It was no isolation measurement, just voltage.I doubt a DVM is the correct instrument to measure isolation.
They're not your zeners they're the ESD protection diodes inside the AD8130 that result in the "Input Voltage (Any Input) −VS − 0.3 V to +VS + 0.3 V" absolute maximum rating (with the diodes having a 0.3V drop)
Note that the datasheet doesn't explicitly diagram them but I assure you they're there. And even if they're not its even worse: the inputs would have NO protection. With the diodes the you can assume the input pins will survive 5-20mA or or so.
Hi,
It was no isolation measurement, just voltage.
...and hopefully it helped to see the problem of your circuit
Again it doesn't matter whether there are clamping diodes or not inside the AD8130.
The solution is what both myself and Klauss have said....:
"Thus you (sadly) need a (high ohmic) relation to your GND."
Not only does this add impedance to the problem path but a proper differential circuit is ideally designed to be completely symmetrical. Just copy your selectable high impedance input circuit twice.
Ok and from my perspective you understand everything except the conclusion. I try repeating the conclusion and you call me a broken record. So I try a different angle.
The diodes illustrate the relationship you've set up between grounds which is the important point. If you can see the diodes conduct when U1 pin 8 exceeds the rail what stops you from seeing that if they're not there U1 pin 8 will just burn up from exceeding its specification?
Anyway the way to understand all this is to simulate. Can my circuit withstand large voltages between input GND and scope ground? Add a voltage source and see. This picture shows that and the symetric divider network I've been describing. A DPDT switch could select the 2k or the 10k nodes to send to the amplifier for 2 range choices. In this case V9 (common mode) is 10Khz while V8 (differential) is 1khz. If the circuit is working we'll only see the differential signal at 1khz. And it does:
That type of symetric divider network where you divide the (-) equally to the (+) is all you need.
The C you're asking about would go in parallel to R3/R8 to act like a high pass filter. Google "scope probe compensation".
You probably don't know the exact differntial voltage you'll encounter either but that didn't stop you from picking something. Your probe will have a common mode limit too. Most important: know what it is. See this probe specifies "-Up to +1400V (DC +Peak AC) Differential and Common Mode". Every differential probe has a common mode limit, usually about the same as the differential one.
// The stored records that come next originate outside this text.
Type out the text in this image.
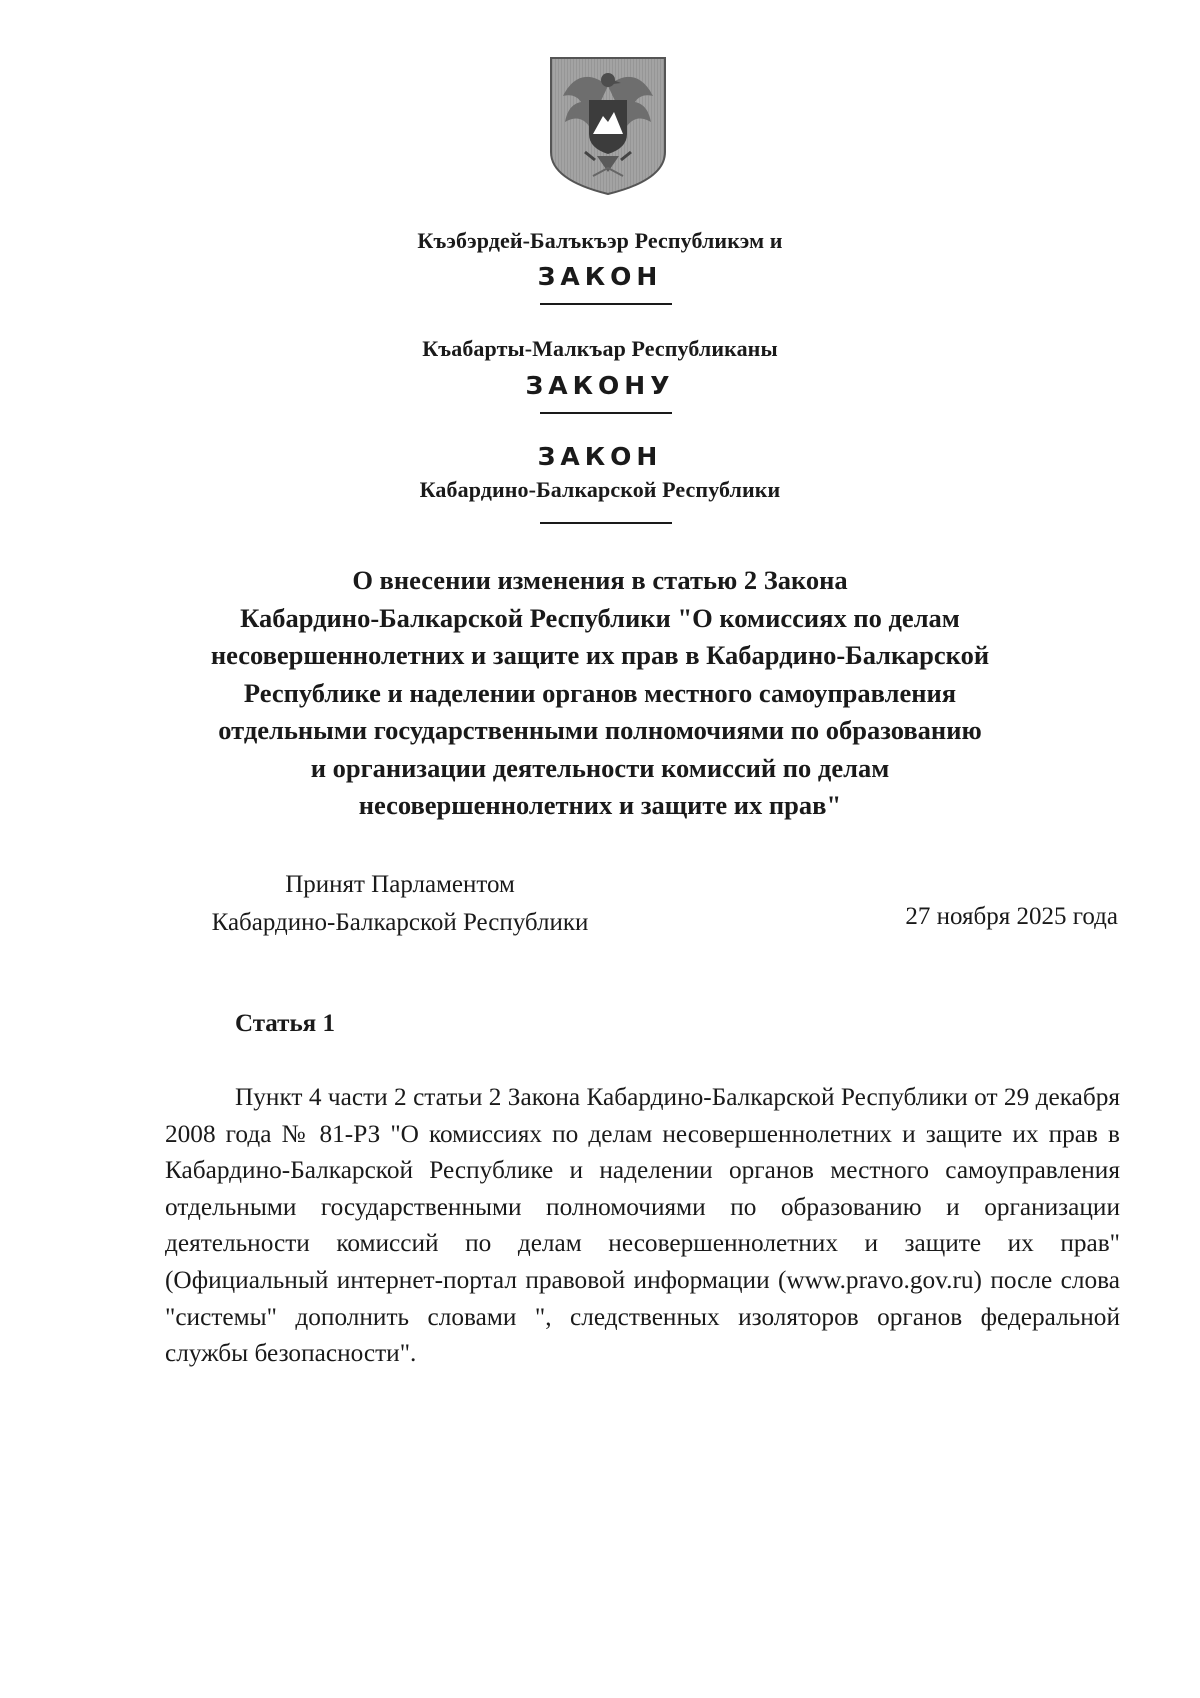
Къэбэрдей-Балъкъэр Республикэм и
ЗАКОН
Къабарты-Малкъар Республиканы
ЗАКОНУ
ЗАКОН
Кабардино-Балкарской Республики
О внесении изменения в статью 2 Закона
Кабардино-Балкарской Республики "О комиссиях по делам
несовершеннолетних и защите их прав в Кабардино-Балкарской
Республике и наделении органов местного самоуправления
отдельными государственными полномочиями по образованию
и организации деятельности комиссий по делам
несовершеннолетних и защите их прав"
Принят Парламентом
Кабардино-Балкарской Республики	27 ноября 2025 года
Статья 1
Пункт 4 части 2 статьи 2 Закона Кабардино-Балкарской Республики от 29 декабря 2008 года № 81-РЗ "О комиссиях по делам несовершеннолетних и защите их прав в Кабардино-Балкарской Республике и наделении органов местного самоуправления отдельными государственными полномочиями по образованию и организации деятельности комиссий по делам несовершеннолетних и защите их прав" (Официальный интернет-портал правовой информации (www.pravo.gov.ru) после слова "системы" дополнить словами ", следственных изоляторов органов федеральной службы безопасности".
https://probemaster.com/4231-differential-probe-1-20-200-25-mhz-1400v/
OK, all clear now. The missing link in my case was that "isolated" sometimes imply "earth"-lyish connection from a engineering perspective.
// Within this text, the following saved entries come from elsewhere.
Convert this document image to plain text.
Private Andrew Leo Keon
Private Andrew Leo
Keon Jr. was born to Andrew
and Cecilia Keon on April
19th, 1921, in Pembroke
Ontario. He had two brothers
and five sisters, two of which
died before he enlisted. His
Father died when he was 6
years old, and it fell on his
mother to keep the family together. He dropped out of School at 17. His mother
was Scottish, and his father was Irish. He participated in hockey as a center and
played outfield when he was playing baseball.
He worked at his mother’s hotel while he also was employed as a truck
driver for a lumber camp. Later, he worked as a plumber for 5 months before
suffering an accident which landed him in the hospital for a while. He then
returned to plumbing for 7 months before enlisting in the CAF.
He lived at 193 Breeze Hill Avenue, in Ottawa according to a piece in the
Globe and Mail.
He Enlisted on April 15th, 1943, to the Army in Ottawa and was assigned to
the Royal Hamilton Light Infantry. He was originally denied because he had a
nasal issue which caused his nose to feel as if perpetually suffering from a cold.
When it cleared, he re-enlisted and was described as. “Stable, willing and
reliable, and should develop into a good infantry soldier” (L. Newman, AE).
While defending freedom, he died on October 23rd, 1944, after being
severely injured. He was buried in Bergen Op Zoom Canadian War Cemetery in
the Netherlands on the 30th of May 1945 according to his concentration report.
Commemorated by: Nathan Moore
For 3000Vp I recommend to go close to full 7.5Vp (useful common mode input range of Opamp)
This means up to 2500 Ohms ... for 1MOhms input resistors.
This still is a ratio of 400:1.
C stray should be more like 10p probably. You might only need a 1pF or less across the 1megs.
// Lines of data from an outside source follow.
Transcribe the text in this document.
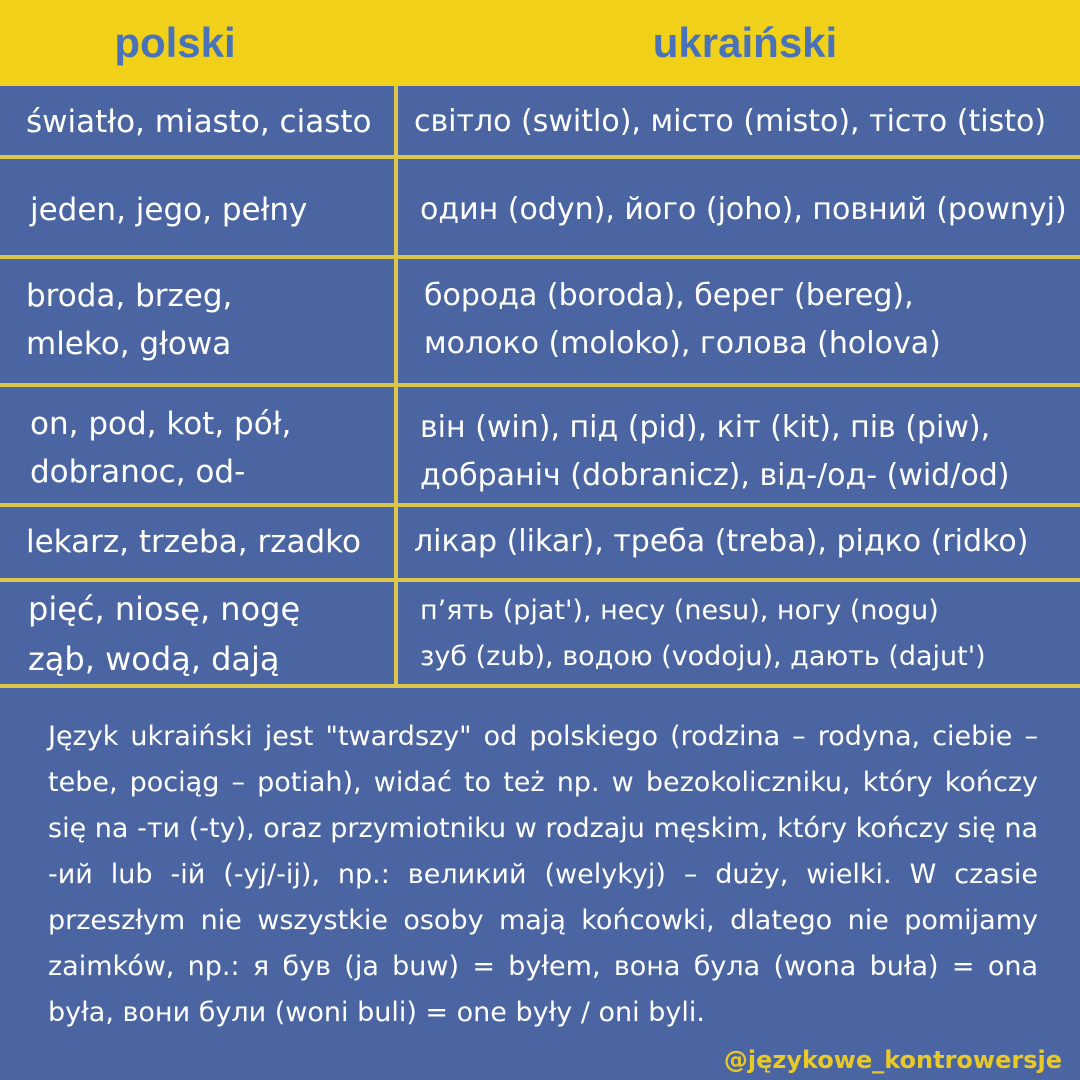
polski	ukraiński
światło, miasto, ciasto світло (switlo), місто (misto), тісто (tisto)
jeden, jego, pełny	один (odyn), його (joho), повний (pownyj)
broda, brzeg,
mleko, głowa
борода (boroda), берег (bereg),
молоко (moloko), голова (holova)
on, pod, kot, pół,
dobranoc, od-
він (win), під (pid), кіт (kit), пів (piw),
добраніч (dobranicz), від-/од- (wid/od)
lekarz, trzeba, rzadko лікар (likar), треба (treba), рідко (ridko)
pięć, niosę, nogę
ząb, wodą, dają
п’ять (pjat'), несу (nesu), ногу (nogu)
зуб (zub), водою (vodoju), дають (dajut')
Język ukraiński jest "twardszy" od polskiego (rodzina – rodyna, ciebie –tebe, pociąg – potiah), widać to też np. w bezokoliczniku, który kończy się na -ти (-ty), oraz przymiotniku w rodzaju męskim, który kończy się na -ий lub -ій (-yj/-ij), np.: великий (welykyj) – duży, wielki. W czasie przeszłym nie wszystkie osoby mają końcowki, dlatego nie pomijamy zaimków, np.: я був (ja buw) = byłem, вона була (wona buła) = ona była, вони були (woni buli) = one były / oni byli.
@językowe_kontrowersje
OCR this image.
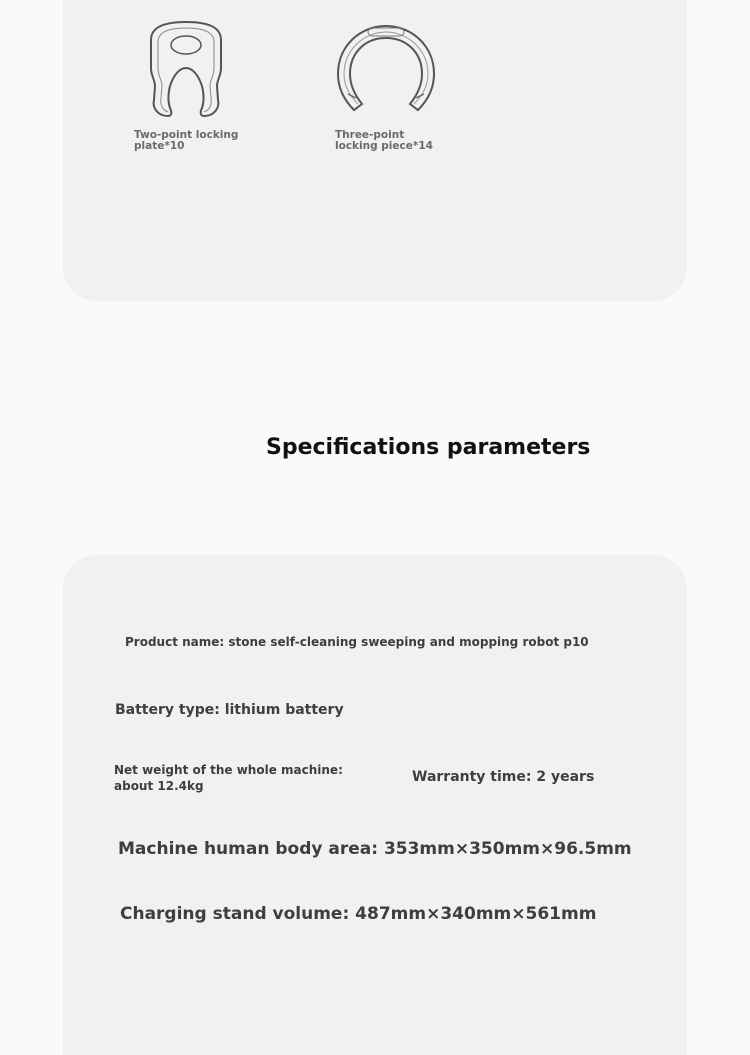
Two-point locking plate*10
Three-point locking piece*14
Specifications parameters
Product name: stone self-cleaning sweeping and mopping robot p10
Battery type: lithium battery
Net weight of the whole machine: about 12.4kg
Warranty time: 2 years
Machine human body area: 353mm×350mm×96.5mm
Charging stand volume: 487mm×340mm×561mm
What are the 12 ohm resistors, that's tiny?
Be careful with resistor selection: Resistors have voltage limits as well as power limits. 2-3kV requires very special resistors or should be implemented with many resistors in series (1206 resistors will be rated for 100-500V or so).
Precision is also very important, not for gain accuracy which is easy to calibrate but for common mode rejection (simulate one divider leg being 10% off, set your differential voltage source to 0 and add a common mode source to see for yourself). This is one reason differential probes are expensive: because precision high voltage resistors aren't cheap.
Farnell has 1% 2512 SMD 3KV resistors at about €1,5 and MELF costs about the same.
I talked about "common mode", but you simulated "differential mode"
According datasheet differential mode input voltage range is +/-2.5V.
Thus distortion is expectable.
1% is pretty poor. Simulate the common mode rejection with a 1% mismatch.
If you're on budget and just building a couple maybe you can match them yourself...
MIN value makes no sense in my eyes, because it makes performance worse.
I recommend to optimize in direction "better performance" --> Higher resistance value.
Difficult.OK, if I do like this then: Keep R2/R3 at 1M and switch between 1K/10K/100K for R6/R9 values, then at 20MHz C3/C4 has to switch between values 0.016p/0.16p/1.6p - is that practically feasible to trim caps to such precise values?